Just because you can understand a language and translate out of it, doesn’t mean you can write at an acceptably good level in it. I can always tell when English is written by a foreigner because the articles are horribly abused or simply not used at all. (The definite article THE, and the indefinite article A). If I tried to write sentences in Polish or French, the readers would be laughing their socks off before reaching the third line of text. Don’t do that to your clients. They might not be able to get the work checked until they get laughed out of a meeting.

17) Sub-contracting large jobs by splitting, without checking and unifying the quality of each submission.

Two sins in one. Firstly, splitting up a job is to be avoided if at all possible. If not possible, the whole lot needs to be Quality Assurance checked (QA) by one translator to make it consistent. Oh, and you did ask the client’s permission to sub-contract didn’t you? I thought not.

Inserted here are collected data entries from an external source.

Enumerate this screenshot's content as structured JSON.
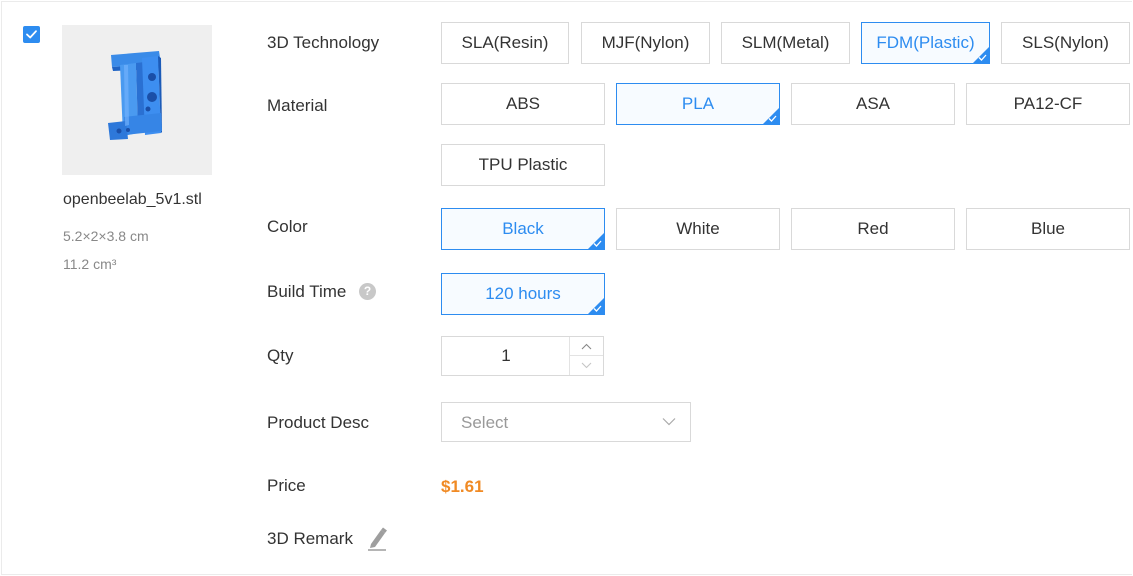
{
  "item": {
    "selected": true,
    "file_name": "openbeelab_5v1.stl",
    "dimensions": "5.2×2×3.8 cm",
    "volume": "11.2 cm³"
  },
  "labels": {
    "technology": "3D Technology",
    "material": "Material",
    "color": "Color",
    "build_time": "Build Time",
    "qty": "Qty",
    "product_desc": "Product Desc",
    "price": "Price",
    "remark": "3D Remark"
  },
  "technology": {
    "options": [
      "SLA(Resin)",
      "MJF(Nylon)",
      "SLM(Metal)",
      "FDM(Plastic)",
      "SLS(Nylon)"
    ],
    "selected": "FDM(Plastic)"
  },
  "material": {
    "options": [
      "ABS",
      "PLA",
      "ASA",
      "PA12-CF",
      "TPU Plastic"
    ],
    "selected": "PLA"
  },
  "color": {
    "options": [
      "Black",
      "White",
      "Red",
      "Blue"
    ],
    "selected": "Black"
  },
  "build_time": {
    "options": [
      "120 hours"
    ],
    "selected": "120 hours"
  },
  "qty": {
    "value": "1"
  },
  "product_desc": {
    "placeholder": "Select"
  },
  "price": {
    "value": "$1.61"
  },
  "icons": {
    "help": "question-circle-icon",
    "remark": "pencil-icon",
    "select": "chevron-down-icon",
    "qty_up": "chevron-up-icon",
    "qty_down": "chevron-down-icon"
  },
  "colors": {
    "accent": "#2d8cf0",
    "price": "#f08a24",
    "part_model": "#3c8ee8"
  }
}
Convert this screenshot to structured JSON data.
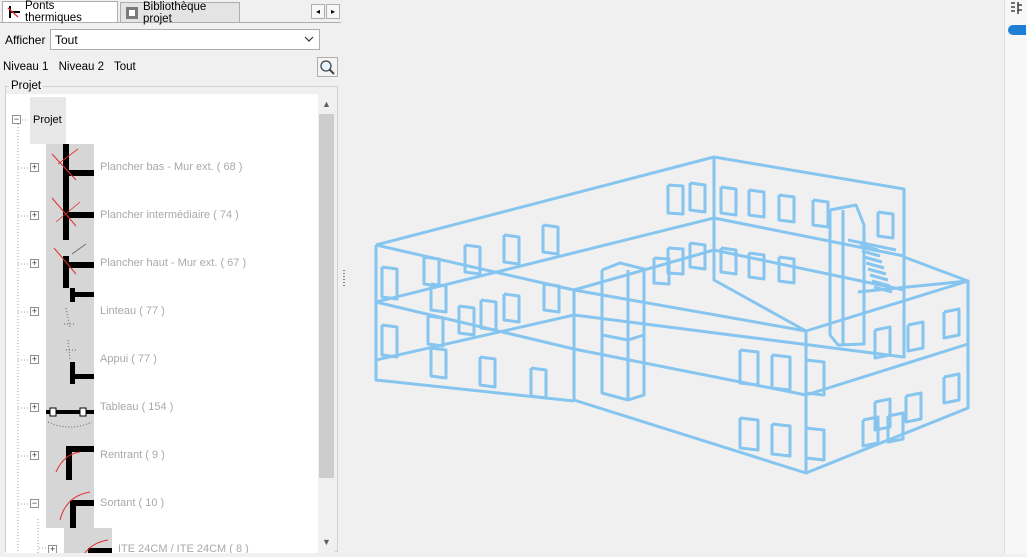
{
  "tabs": [
    {
      "label": "Ponts thermiques",
      "active": true
    },
    {
      "label": "Bibliothèque projet",
      "active": false
    }
  ],
  "nav": {
    "prev": "◂",
    "next": "▸"
  },
  "filter": {
    "label": "Afficher",
    "value": "Tout"
  },
  "levels": [
    "Niveau 1",
    "Niveau 2",
    "Tout"
  ],
  "group_label": "Projet",
  "tree": {
    "root": "Projet",
    "items": [
      {
        "label": "Plancher bas - Mur ext. ( 68 )",
        "icon": "floor-wall-junction-icon",
        "expanded": false
      },
      {
        "label": "Plancher intermédiaire ( 74 )",
        "icon": "intermediate-floor-icon",
        "expanded": false
      },
      {
        "label": "Plancher haut - Mur ext. ( 67 )",
        "icon": "roof-wall-junction-icon",
        "expanded": false
      },
      {
        "label": "Linteau ( 77 )",
        "icon": "lintel-icon",
        "expanded": false
      },
      {
        "label": "Appui ( 77 )",
        "icon": "sill-icon",
        "expanded": false
      },
      {
        "label": "Tableau ( 154 )",
        "icon": "jamb-icon",
        "expanded": false
      },
      {
        "label": "Rentrant ( 9 )",
        "icon": "inner-corner-icon",
        "expanded": false
      },
      {
        "label": "Sortant ( 10 )",
        "icon": "outer-corner-icon",
        "expanded": true
      }
    ],
    "child": {
      "label": "ITE 24CM / ITE 24CM ( 8 )",
      "icon": "outer-corner-icon"
    }
  },
  "colors": {
    "wireframe": "#86c5f0",
    "accent": "#1f7ed6",
    "thermal": "#e03030"
  }
}
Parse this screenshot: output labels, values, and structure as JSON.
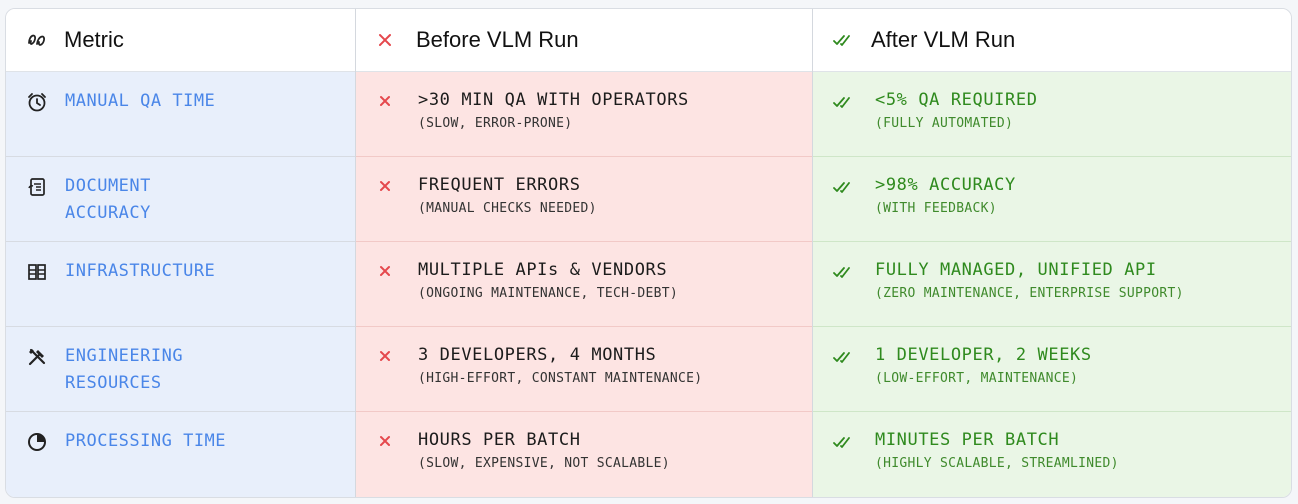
{
  "headers": {
    "metric": "Metric",
    "before": "Before VLM Run",
    "after": "After VLM Run"
  },
  "icons": {
    "metric_header": "metric-scribble-icon",
    "before_header": "x-icon",
    "after_header": "double-check-icon"
  },
  "colors": {
    "metric_text": "#4a86e8",
    "before_bg": "#fde4e3",
    "after_bg": "#eaf6e6",
    "metric_bg": "#e8effb",
    "x_mark": "#e5484d",
    "check_mark": "#2f8a1e"
  },
  "rows": [
    {
      "icon": "alarm-clock-icon",
      "metric": "MANUAL QA TIME",
      "before_main": ">30 MIN QA WITH OPERATORS",
      "before_sub": "(SLOW, ERROR-PRONE)",
      "after_main": "<5% QA REQUIRED",
      "after_sub": "(FULLY AUTOMATED)"
    },
    {
      "icon": "document-refresh-icon",
      "metric": "DOCUMENT\nACCURACY",
      "before_main": "FREQUENT ERRORS",
      "before_sub": "(MANUAL CHECKS NEEDED)",
      "after_main": ">98% ACCURACY",
      "after_sub": "(WITH FEEDBACK)"
    },
    {
      "icon": "server-rack-icon",
      "metric": "INFRASTRUCTURE",
      "before_main": "MULTIPLE APIs & VENDORS",
      "before_sub": "(ONGOING MAINTENANCE, TECH-DEBT)",
      "after_main": "FULLY MANAGED, UNIFIED API",
      "after_sub": "(ZERO MAINTENANCE, ENTERPRISE SUPPORT)"
    },
    {
      "icon": "tools-icon",
      "metric": "ENGINEERING\nRESOURCES",
      "before_main": "3 DEVELOPERS, 4 MONTHS",
      "before_sub": "(HIGH-EFFORT, CONSTANT MAINTENANCE)",
      "after_main": "1 DEVELOPER, 2 WEEKS",
      "after_sub": "(LOW-EFFORT, MAINTENANCE)"
    },
    {
      "icon": "pie-chart-icon",
      "metric": "PROCESSING TIME",
      "before_main": "HOURS PER BATCH",
      "before_sub": "(SLOW, EXPENSIVE, NOT SCALABLE)",
      "after_main": "MINUTES PER BATCH",
      "after_sub": "(HIGHLY SCALABLE, STREAMLINED)"
    }
  ]
}
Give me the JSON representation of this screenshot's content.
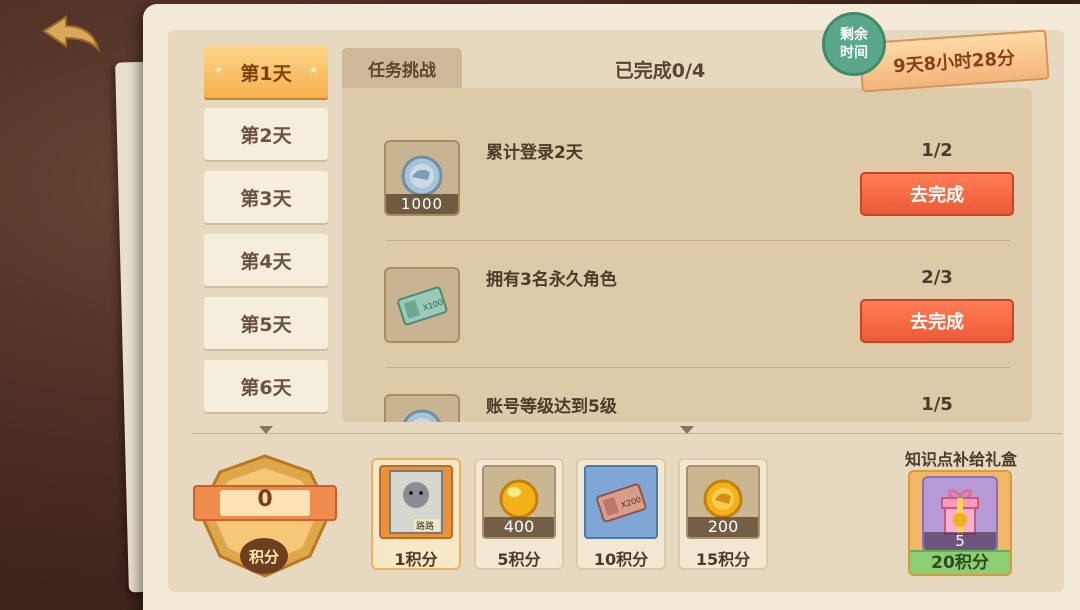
{
  "colors": {
    "accent_orange": "#ec5a38",
    "active_tab": "#f6b04e",
    "timer_badge": "#5aa78a",
    "gift_cost_bg": "#8ccf72"
  },
  "nav": {
    "back_icon": "back-arrow-icon"
  },
  "days": [
    {
      "label": "第1天",
      "active": true
    },
    {
      "label": "第2天",
      "active": false
    },
    {
      "label": "第3天",
      "active": false
    },
    {
      "label": "第4天",
      "active": false
    },
    {
      "label": "第5天",
      "active": false
    },
    {
      "label": "第6天",
      "active": false
    }
  ],
  "header": {
    "task_tab_label": "任务挑战",
    "progress": "已完成0/4"
  },
  "timer": {
    "badge_line1": "剩余",
    "badge_line2": "时间",
    "remaining": "9天8小时28分"
  },
  "tasks": [
    {
      "name": "累计登录2天",
      "count": "1/2",
      "reward_qty": "1000",
      "icon": "silver-coin-icon",
      "button": "去完成"
    },
    {
      "name": "拥有3名永久角色",
      "count": "2/3",
      "reward_qty": "",
      "icon": "ticket-x100-icon",
      "button": "去完成"
    },
    {
      "name": "账号等级达到5级",
      "count": "1/5",
      "reward_qty": "",
      "icon": "silver-coin-icon",
      "button": ""
    }
  ],
  "score": {
    "value": "0",
    "label": "积分"
  },
  "rewards": [
    {
      "qty": "",
      "cost": "1积分",
      "icon": "character-card-icon",
      "card_label": "路路",
      "highlight": true
    },
    {
      "qty": "400",
      "cost": "5积分",
      "icon": "gold-orb-icon",
      "highlight": false
    },
    {
      "qty": "",
      "cost": "10积分",
      "icon": "ticket-x200-icon",
      "highlight": false
    },
    {
      "qty": "200",
      "cost": "15积分",
      "icon": "gold-coin-icon",
      "highlight": false
    }
  ],
  "gift": {
    "title": "知识点补给礼盒",
    "qty": "5",
    "cost": "20积分",
    "icon": "gift-box-icon"
  }
}
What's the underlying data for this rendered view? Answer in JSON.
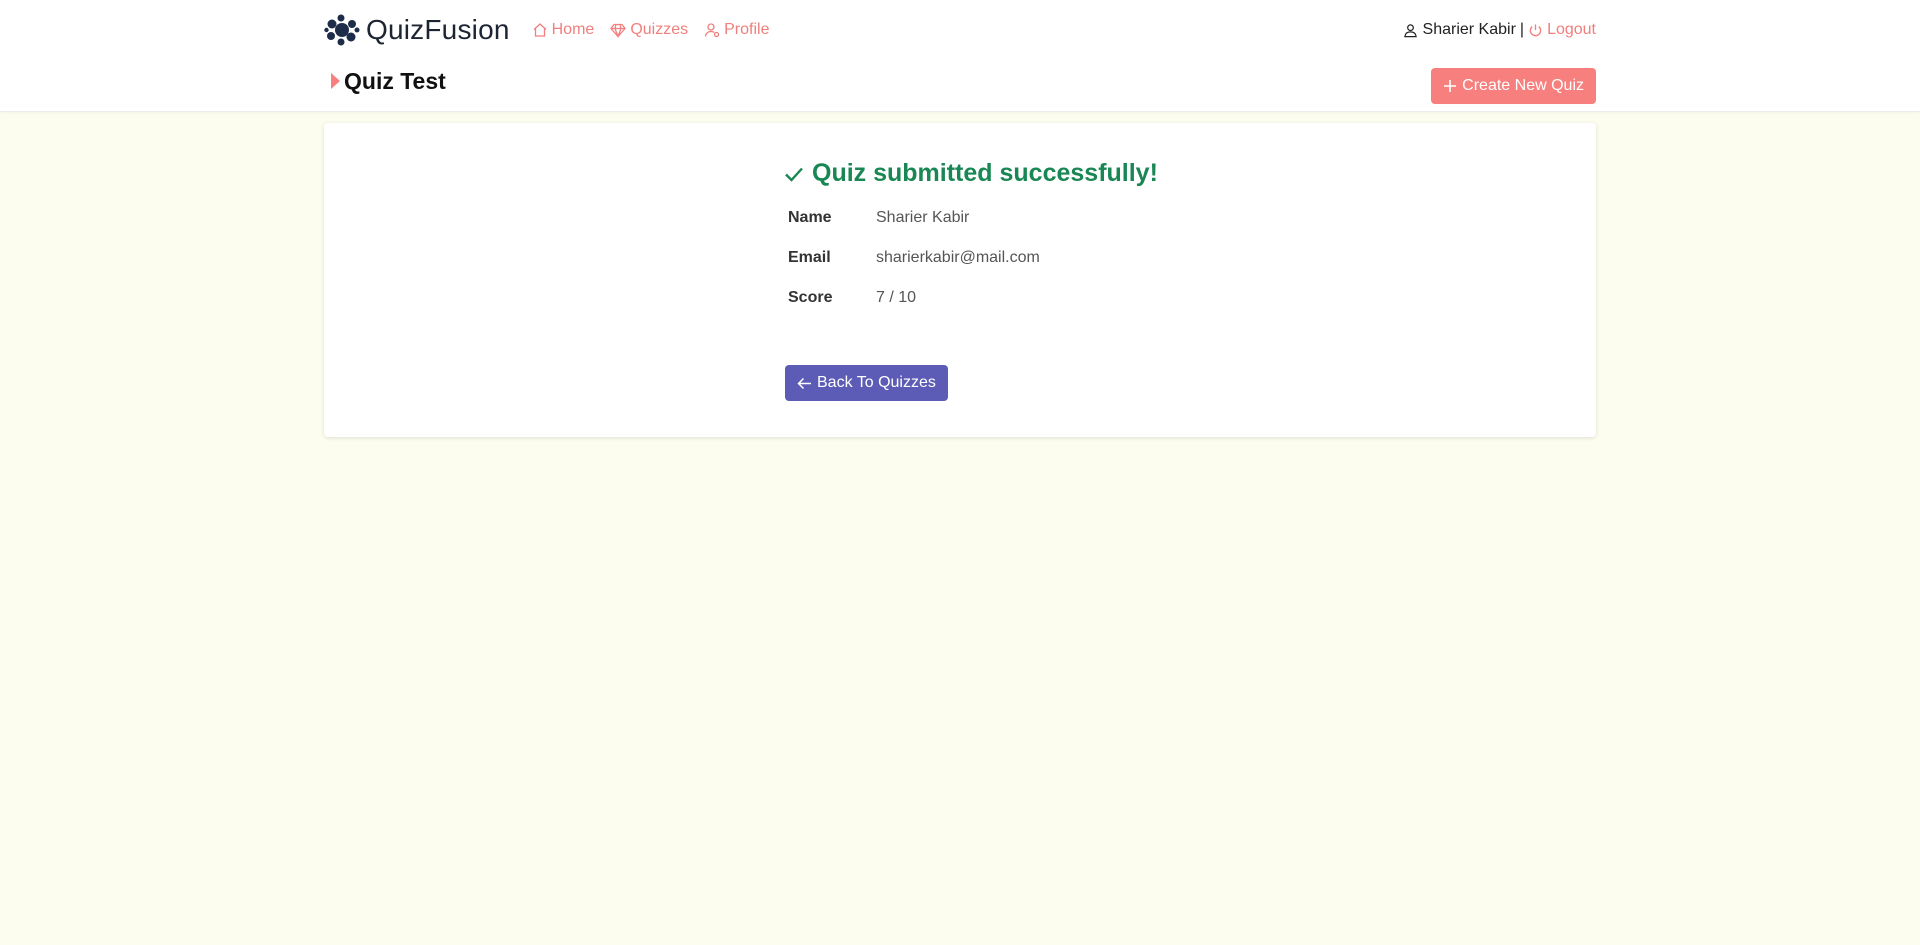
{
  "app": {
    "brand": "QuizFusion",
    "logo_icon": "dots-cluster-logo-icon",
    "accent_color": "#f77f7d"
  },
  "nav": {
    "items": [
      {
        "label": "Home",
        "icon": "home-icon"
      },
      {
        "label": "Quizzes",
        "icon": "diamond-icon"
      },
      {
        "label": "Profile",
        "icon": "person-icon"
      }
    ]
  },
  "user": {
    "name": "Sharier Kabir",
    "separator": "|",
    "logout_label": "Logout"
  },
  "page": {
    "title": "Quiz Test",
    "create_label": "Create New Quiz"
  },
  "result": {
    "message": "Quiz submitted successfully!",
    "success_color": "#198754",
    "rows": [
      {
        "label": "Name",
        "value": "Sharier Kabir"
      },
      {
        "label": "Email",
        "value": "sharierkabir@mail.com"
      },
      {
        "label": "Score",
        "value": "7 / 10"
      }
    ],
    "back_label": "Back To Quizzes",
    "back_color": "#5c5cb6"
  }
}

18) Taking the wrong advice.

There seems to be a large number of translators out there on the Internet, who think that the way to go is to continually keep dropping rates and chase the work all the way down to the bottom. This only works if you are in a low wage economy. If you live in a country where you can make a good wage and earn a decent living for 10% of what I need, there is never going to be a way that I can compete with you on price.

To all of you out there, who are worried about these people – STOP! There is nothing you can do about it, so spend your time on something more worthwhile. You will never get rich by chasing after the bottom end of the market. It’s simply not the way in the service sector.

Bidding for jobs might be a good way to get some experience when you are first starting. But it is not the right way to go if you want to build a successful, satisfying, high-earning business as a freelance translator.

It seems almost too obvious to state, but the secret to high earnings is high rates. There. I’ve said it now! There will always be people out there who are willing to pay decent prices to get decent service. How cheap is the translation which costs your company millions of dollars in lost business?

You need to educate clients. It takes time. It might not be easy. But it is certainly worth it. How is it possible that a company will spend thousands or millions creating their corporate communications and then let some fairly low-grade secretary “who knows a bit of the language” translate a very important document for them. It’s ignorance – pure and simple.

Educate those clients, win them, keep them. Build your own future. There is more than enough work out there for those who can do this. Are you one of them?